A entendre Nicolas Sarkozy et ses proches, l’accord conclut le 21 juillet, le second obtenu à l’arrachée pour faire face à l’appétit des spéculateurs, est un signe fort pour une « solution durable » à la crise grecque. Cette déclaration n’a tenu que quelques heures. Au lendemain du nouveau plan « d’aide européen » de près de 160 milliards d’euros décidés par les dirigeants de la zone euro et les banques (en 2010, la zone euro et le FMI se sont accordés sur un prêt de 110 milliards d’euros sur trois ans pour la Grèce), la réponse des marchés financiers tombait par l’intermédiaire de l’agence de notation Fitch, l’une des trois grosses agences censées jouer un rôle d’alerte : Fitch a placé en défaut partiel la Grèce.

Les marchés financiers pourront faire monter les enchères pour réclamer leur dû et compenser leur « petite » contribution au plan de sauvetage de la Grèce et de l’euro. Une mauvaise nouvelle donc, car la décision de Fitch, en attendant les autres (Moody’s a dégradé la note de la Grèce, avant de placer cet État en défaut de paiement ?), montre la fragilité du plan européen. Même si le défaut de paiement de la Grèce a été anticipé, les banques, qui pourront continuer de spéculer, et les États européens sont de plus en plus vulnérables. Les voilà entraînés dans un engrenage périlleux: qu’en sera-t-il avec le Portugal, l’Espagne, et les autres ? En clair, on gagne du temps, on n’apporte pas de réponse au problème de l’énorme spéculation sur les marchés financiers.

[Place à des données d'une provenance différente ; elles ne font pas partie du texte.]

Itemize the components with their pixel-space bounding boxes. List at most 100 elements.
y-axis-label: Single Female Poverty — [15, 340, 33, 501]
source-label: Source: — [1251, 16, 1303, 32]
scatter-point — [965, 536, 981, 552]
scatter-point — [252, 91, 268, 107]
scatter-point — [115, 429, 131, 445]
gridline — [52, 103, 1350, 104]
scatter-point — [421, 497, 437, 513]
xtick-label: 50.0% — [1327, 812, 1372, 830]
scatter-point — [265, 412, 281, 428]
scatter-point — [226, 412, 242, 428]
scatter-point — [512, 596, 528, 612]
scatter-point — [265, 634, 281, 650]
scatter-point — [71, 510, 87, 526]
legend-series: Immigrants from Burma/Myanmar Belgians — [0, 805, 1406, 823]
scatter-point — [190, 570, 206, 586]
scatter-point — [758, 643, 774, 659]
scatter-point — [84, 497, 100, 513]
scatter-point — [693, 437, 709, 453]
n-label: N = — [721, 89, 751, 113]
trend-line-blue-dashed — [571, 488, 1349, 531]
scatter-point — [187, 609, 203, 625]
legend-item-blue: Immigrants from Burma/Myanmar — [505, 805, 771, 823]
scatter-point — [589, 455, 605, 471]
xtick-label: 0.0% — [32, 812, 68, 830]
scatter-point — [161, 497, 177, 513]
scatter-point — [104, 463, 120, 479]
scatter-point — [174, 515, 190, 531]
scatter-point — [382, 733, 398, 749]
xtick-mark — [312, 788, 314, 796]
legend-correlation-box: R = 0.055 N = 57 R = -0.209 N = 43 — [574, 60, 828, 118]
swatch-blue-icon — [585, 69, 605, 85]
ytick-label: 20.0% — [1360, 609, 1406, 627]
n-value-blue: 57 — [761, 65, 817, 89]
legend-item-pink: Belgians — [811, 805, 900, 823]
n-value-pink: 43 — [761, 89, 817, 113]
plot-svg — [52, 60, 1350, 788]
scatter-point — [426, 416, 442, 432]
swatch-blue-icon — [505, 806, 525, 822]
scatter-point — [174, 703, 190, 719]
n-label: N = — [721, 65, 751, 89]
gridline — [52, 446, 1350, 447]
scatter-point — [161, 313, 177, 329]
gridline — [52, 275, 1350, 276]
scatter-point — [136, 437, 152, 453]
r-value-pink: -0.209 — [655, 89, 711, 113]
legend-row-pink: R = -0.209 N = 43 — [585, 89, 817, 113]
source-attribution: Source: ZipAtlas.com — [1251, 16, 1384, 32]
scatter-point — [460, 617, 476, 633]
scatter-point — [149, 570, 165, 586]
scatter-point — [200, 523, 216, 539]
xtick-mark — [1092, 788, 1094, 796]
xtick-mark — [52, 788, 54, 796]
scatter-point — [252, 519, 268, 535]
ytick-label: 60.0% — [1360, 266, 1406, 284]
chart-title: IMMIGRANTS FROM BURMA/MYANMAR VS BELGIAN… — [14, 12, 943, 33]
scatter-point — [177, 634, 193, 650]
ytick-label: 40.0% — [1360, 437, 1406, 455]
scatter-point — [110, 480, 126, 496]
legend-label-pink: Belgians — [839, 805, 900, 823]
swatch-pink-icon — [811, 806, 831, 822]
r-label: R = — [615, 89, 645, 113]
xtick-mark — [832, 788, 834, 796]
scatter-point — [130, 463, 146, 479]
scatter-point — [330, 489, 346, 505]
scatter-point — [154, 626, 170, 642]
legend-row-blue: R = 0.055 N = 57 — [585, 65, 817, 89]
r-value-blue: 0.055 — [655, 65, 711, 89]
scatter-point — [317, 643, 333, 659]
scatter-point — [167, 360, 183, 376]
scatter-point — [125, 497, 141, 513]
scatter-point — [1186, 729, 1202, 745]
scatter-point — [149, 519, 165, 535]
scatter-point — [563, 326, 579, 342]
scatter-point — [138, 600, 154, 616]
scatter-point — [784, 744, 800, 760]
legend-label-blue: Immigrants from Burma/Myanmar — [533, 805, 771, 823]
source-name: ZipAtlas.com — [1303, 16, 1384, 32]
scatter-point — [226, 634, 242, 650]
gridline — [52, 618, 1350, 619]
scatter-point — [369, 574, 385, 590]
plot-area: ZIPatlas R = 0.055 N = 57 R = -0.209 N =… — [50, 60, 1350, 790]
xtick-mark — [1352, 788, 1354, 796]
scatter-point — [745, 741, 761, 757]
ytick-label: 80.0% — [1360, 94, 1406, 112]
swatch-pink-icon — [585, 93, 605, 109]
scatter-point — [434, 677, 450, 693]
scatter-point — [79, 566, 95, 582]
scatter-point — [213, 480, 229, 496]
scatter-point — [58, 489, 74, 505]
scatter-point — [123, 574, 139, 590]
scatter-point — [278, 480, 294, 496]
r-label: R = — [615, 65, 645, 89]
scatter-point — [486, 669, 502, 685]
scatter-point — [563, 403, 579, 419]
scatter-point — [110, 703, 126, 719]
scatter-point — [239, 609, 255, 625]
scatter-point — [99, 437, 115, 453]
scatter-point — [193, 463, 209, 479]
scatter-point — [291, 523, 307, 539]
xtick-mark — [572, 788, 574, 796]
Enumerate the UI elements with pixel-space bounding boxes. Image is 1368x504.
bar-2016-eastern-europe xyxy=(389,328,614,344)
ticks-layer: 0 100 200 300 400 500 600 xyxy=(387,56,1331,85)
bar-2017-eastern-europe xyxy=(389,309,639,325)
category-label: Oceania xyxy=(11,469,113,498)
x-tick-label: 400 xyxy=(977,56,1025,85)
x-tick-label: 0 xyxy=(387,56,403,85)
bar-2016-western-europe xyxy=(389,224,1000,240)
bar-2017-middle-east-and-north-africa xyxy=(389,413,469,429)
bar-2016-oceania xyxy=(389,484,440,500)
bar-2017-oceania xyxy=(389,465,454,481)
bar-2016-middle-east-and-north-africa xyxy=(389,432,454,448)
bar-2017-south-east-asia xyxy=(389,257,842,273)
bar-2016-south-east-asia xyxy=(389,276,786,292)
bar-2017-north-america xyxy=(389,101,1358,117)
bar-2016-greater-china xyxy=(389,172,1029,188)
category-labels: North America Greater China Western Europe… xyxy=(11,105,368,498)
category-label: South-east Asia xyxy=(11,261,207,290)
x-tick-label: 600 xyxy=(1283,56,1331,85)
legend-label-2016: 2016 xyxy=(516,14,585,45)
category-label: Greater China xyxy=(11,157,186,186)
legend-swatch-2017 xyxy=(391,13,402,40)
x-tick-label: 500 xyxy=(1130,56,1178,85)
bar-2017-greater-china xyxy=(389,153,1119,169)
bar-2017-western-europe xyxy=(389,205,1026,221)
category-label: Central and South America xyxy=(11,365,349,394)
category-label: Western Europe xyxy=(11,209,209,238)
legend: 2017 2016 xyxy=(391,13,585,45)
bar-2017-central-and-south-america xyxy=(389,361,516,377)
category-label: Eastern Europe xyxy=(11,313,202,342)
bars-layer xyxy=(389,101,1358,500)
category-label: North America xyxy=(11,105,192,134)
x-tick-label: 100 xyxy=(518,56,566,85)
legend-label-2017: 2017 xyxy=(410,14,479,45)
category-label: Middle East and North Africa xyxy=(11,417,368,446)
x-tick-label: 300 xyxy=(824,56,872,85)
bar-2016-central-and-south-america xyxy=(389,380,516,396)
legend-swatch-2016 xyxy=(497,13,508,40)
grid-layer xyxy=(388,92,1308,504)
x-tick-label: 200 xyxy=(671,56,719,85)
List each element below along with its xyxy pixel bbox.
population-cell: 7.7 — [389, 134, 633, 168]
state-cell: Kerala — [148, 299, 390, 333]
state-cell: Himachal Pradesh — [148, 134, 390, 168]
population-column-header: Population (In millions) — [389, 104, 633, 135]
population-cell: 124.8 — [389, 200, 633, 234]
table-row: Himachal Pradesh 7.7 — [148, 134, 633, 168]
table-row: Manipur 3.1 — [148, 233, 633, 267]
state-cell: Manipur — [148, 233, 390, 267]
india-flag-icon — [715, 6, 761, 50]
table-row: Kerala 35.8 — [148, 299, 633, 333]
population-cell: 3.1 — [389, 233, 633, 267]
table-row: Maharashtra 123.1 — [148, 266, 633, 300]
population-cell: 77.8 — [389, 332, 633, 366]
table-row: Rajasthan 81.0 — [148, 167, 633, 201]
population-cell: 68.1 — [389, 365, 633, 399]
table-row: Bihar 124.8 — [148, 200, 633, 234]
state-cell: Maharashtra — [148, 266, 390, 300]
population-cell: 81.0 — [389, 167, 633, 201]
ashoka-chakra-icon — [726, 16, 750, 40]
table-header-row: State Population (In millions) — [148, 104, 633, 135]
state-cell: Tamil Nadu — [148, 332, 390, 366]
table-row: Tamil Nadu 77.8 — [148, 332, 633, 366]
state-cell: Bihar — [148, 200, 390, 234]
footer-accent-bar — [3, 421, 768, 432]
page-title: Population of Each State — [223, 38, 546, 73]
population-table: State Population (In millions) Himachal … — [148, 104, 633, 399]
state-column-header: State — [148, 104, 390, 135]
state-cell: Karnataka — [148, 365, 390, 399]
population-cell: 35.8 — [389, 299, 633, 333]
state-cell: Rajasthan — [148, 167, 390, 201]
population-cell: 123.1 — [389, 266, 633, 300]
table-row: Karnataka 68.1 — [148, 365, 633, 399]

Dans leur déclaration, les dirigeants de la zone euro ont fait preuve d’un optimisme immodéré à coups de phrases convenues : « Des mesures importantes ont été prises pour stabiliser la zone euro » , « la reprise est en bonne voie » , l’euro repose « sur des fondamentaux économiques solides » . Une digue contre la marée des dettes publiques serait donc dressée… On peut en douter, car les conditions économiques et sociales sont loin d’être remplies dans la zone euro et au sein de l’Union européenne. Le sommet du 21 juillet a accouché d’un programme qui ne règle pas le problème structurel de la zone euro. Là où il fallait une rupture, les gouvernements n’ont retenu que la poursuite aveugle du dogme libéral qui est à l’origine de la crise de la dette. Au point que ce plan était anticipé depuis plusieurs semaines par les libéraux, le second plan « d’aide » à la Grèce ne contient pas de surprise. On pouvait en lire les grandes lignes dans la plupart des journaux économiques et dans les tribunes d’experts en économie libérale (Il faut restructurer la dette grecque, par Nicolas Baverez, Le Point du 23 juin).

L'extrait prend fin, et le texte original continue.